Closed pythonclimber closed 1 year ago

pythonclimber commented 1 year ago

I'm working on adding mutation testing into my team's build and deploy pipelines using cosmic-ray. Have you ever considered adding a fail-threshold property into the configurations so that the 'cosmic-ray exec' command could be configured to fail if the number of surviving mutants was above the threshold? Right now my team will be using the generated HTML reports for informational purposes when we run mutations tests, but I'd be interested in allowing a predetermined number of surviving mutants to be cause to fail a deployment.

abingham commented 1 year ago

I haven't thought about that, but it seems like a really reasonable and useful thing to be able to do. I'd like to avoid adding that (or really any) feature directly to the exec command per se, though. So I see two options for doing what you want to do.

The first is something I think you could do today. You can periodically check the status of the execution using e.g. cr-rate (or perhaps some similar tool of your own devising). If the run has passed whatever threshold you've defined, you can kill the exec command. If everything works as I've designed it to, this should "just work", though I recognize that it adds a bit of complication to your pipeline.

The second option is a bit more speculative. We could define a plugin system where plugins get triggered at various phases in the execution, e.g. pre-test, post-test, etc. This isn't a huge amount of work I think (famous last words!), at least for a minimal version, but it is some work which I may not be able to get to any time soon.

Does the first option sound practical for you?

pythonclimber commented 1 year ago

I think option 1 will work for us. I need to tinker with cr-rate and make sure I understand it fully, but this definitely seems like a way to achieve our goal.

I'm intrigued by option 2. It kind of brings to mind the phases of the maven lifecycle in Java which I've always found to be a very useful system.

pythonclimber commented 1 year ago

The cr-rate tool worked perfectly (especially with the --fail-over option). The only (extremely minor) criticism I have of this approach is that it requires me to specify the fail threshold by percentage rather than count. Thank you for the help on this.

mbj commented 1 year ago

@rubyclimber While I'm not a cosmic-ray user, I'm also doing mutation testing tooling and would like to add another perspective.

If you where to specify a partial threshold of lets say: 99% coverage. You allow 1% uncoverage. The problem is that this 1% can "wander around".

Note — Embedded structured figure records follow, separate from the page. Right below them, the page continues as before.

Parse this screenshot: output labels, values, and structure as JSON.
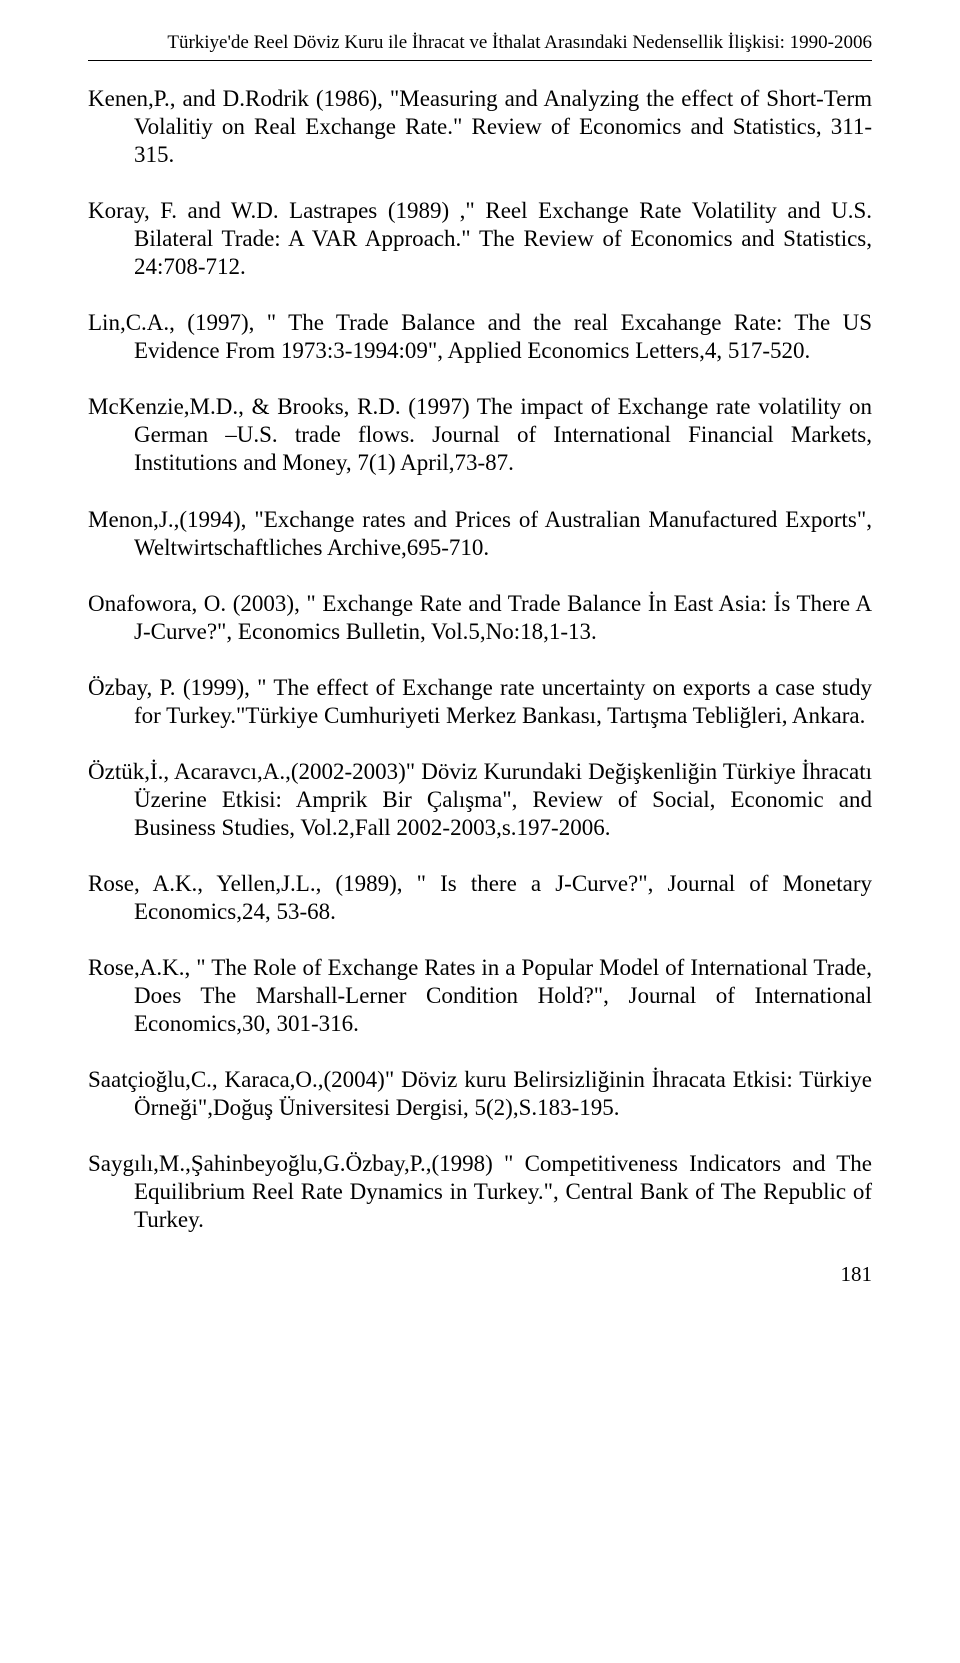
{
  "running_head": "Türkiye'de Reel Döviz Kuru ile İhracat ve İthalat Arasındaki Nedensellik İlişkisi: 1990-2006",
  "refs": {
    "r1": "Kenen,P., and D.Rodrik (1986), \"Measuring and Analyzing the effect of Short-Term Volalitiy on Real Exchange Rate.\" Review of Economics and Statistics, 311-315.",
    "r2": "Koray, F. and W.D. Lastrapes (1989) ,\" Reel Exchange Rate Volatility and U.S. Bilateral Trade: A VAR  Approach.\" The  Review of Economics and Statistics, 24:708-712.",
    "r3": "Lin,C.A., (1997), \" The Trade Balance and the real Excahange Rate: The US Evidence  From 1973:3-1994:09\", Applied Economics Letters,4, 517-520.",
    "r4": "McKenzie,M.D., & Brooks, R.D. (1997) The impact of Exchange rate volatility on German –U.S. trade flows. Journal of International Financial Markets, Institutions and Money, 7(1) April,73-87.",
    "r5": "Menon,J.,(1994), \"Exchange rates and Prices of Australian Manufactured Exports\", Weltwirtschaftliches Archive,695-710.",
    "r6": "Onafowora, O. (2003), \" Exchange Rate and Trade Balance İn East Asia: İs There A J-Curve?\", Economics Bulletin, Vol.5,No:18,1-13.",
    "r7": "Özbay, P. (1999), \" The effect of Exchange rate uncertainty on exports a case study for Turkey.\"Türkiye Cumhuriyeti Merkez Bankası, Tartışma Tebliğleri, Ankara.",
    "r8": "Öztük,İ., Acaravcı,A.,(2002-2003)\" Döviz Kurundaki Değişkenliğin Türkiye İhracatı Üzerine Etkisi: Amprik Bir Çalışma\", Review of Social, Economic and Business Studies, Vol.2,Fall 2002-2003,s.197-2006.",
    "r9": "Rose, A.K., Yellen,J.L., (1989), \" Is there a J-Curve?\", Journal of Monetary Economics,24, 53-68.",
    "r10": "Rose,A.K., \" The Role of Exchange Rates in a Popular Model of International Trade, Does The Marshall-Lerner Condition Hold?\", Journal of International Economics,30, 301-316.",
    "r11": "Saatçioğlu,C., Karaca,O.,(2004)\" Döviz kuru Belirsizliğinin İhracata Etkisi: Türkiye Örneği\",Doğuş Üniversitesi Dergisi, 5(2),S.183-195.",
    "r12": "Saygılı,M.,Şahinbeyoğlu,G.Özbay,P.,(1998) \" Competitiveness Indicators and The Equilibrium Reel Rate Dynamics in Turkey.\", Central Bank of The Republic of Turkey."
  },
  "page_number": "181"
}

Today it may be method A, tomrorow method B. And worst case its always where you currently work, giving you a false sense of security.

What I found to be superior is to request 100% from the tool, and than for methods you know that are not covered: Exclude them from analysis.

This way the uncoverage cannot silently drift, and you have a clear todo list in minimizing the excludes.

pythonclimber commented 1 year ago

@mbj I think there is a misunderstanding on exactly what I'm trying to accomplish. I'm not looking to create a wandering uncovered portion of my code. I'm trying to find a way to make the mutation test run fail when new surviving mutants are discovered, so that my team can address quickly.

abingham commented 1 year ago

I'm intrigued by option 2. It kind of brings to mind the phases of the maven lifecycle in Java which I've always found to be a very useful system.

Yeah, I'm definitely taking inspiration from lifecycle plugin systems like pytest, vscode, etc. I want to think about other use cases...defining APIs like this can be like shooting in the dark unless you know what you're trying to support. At the same time, defining a rough initial API may inspire people to come up with those use cases.

abingham commented 1 year ago

The cr-rate tool worked perfectly (especially with the --fail-over option). The only (extremely minor) criticism I have of this approach is that it requires me to specify the fail threshold by percentage rather than count.

If you look at the implementation of cr-rate in src/cosmic_ray/tools/survival_rate.py, you'll see that it's pretty dead simple. It should be very straightforward to create your own tool which does precisely what you need. I'd be happy to give whatever guidance or feedback I can if you want to give that a try.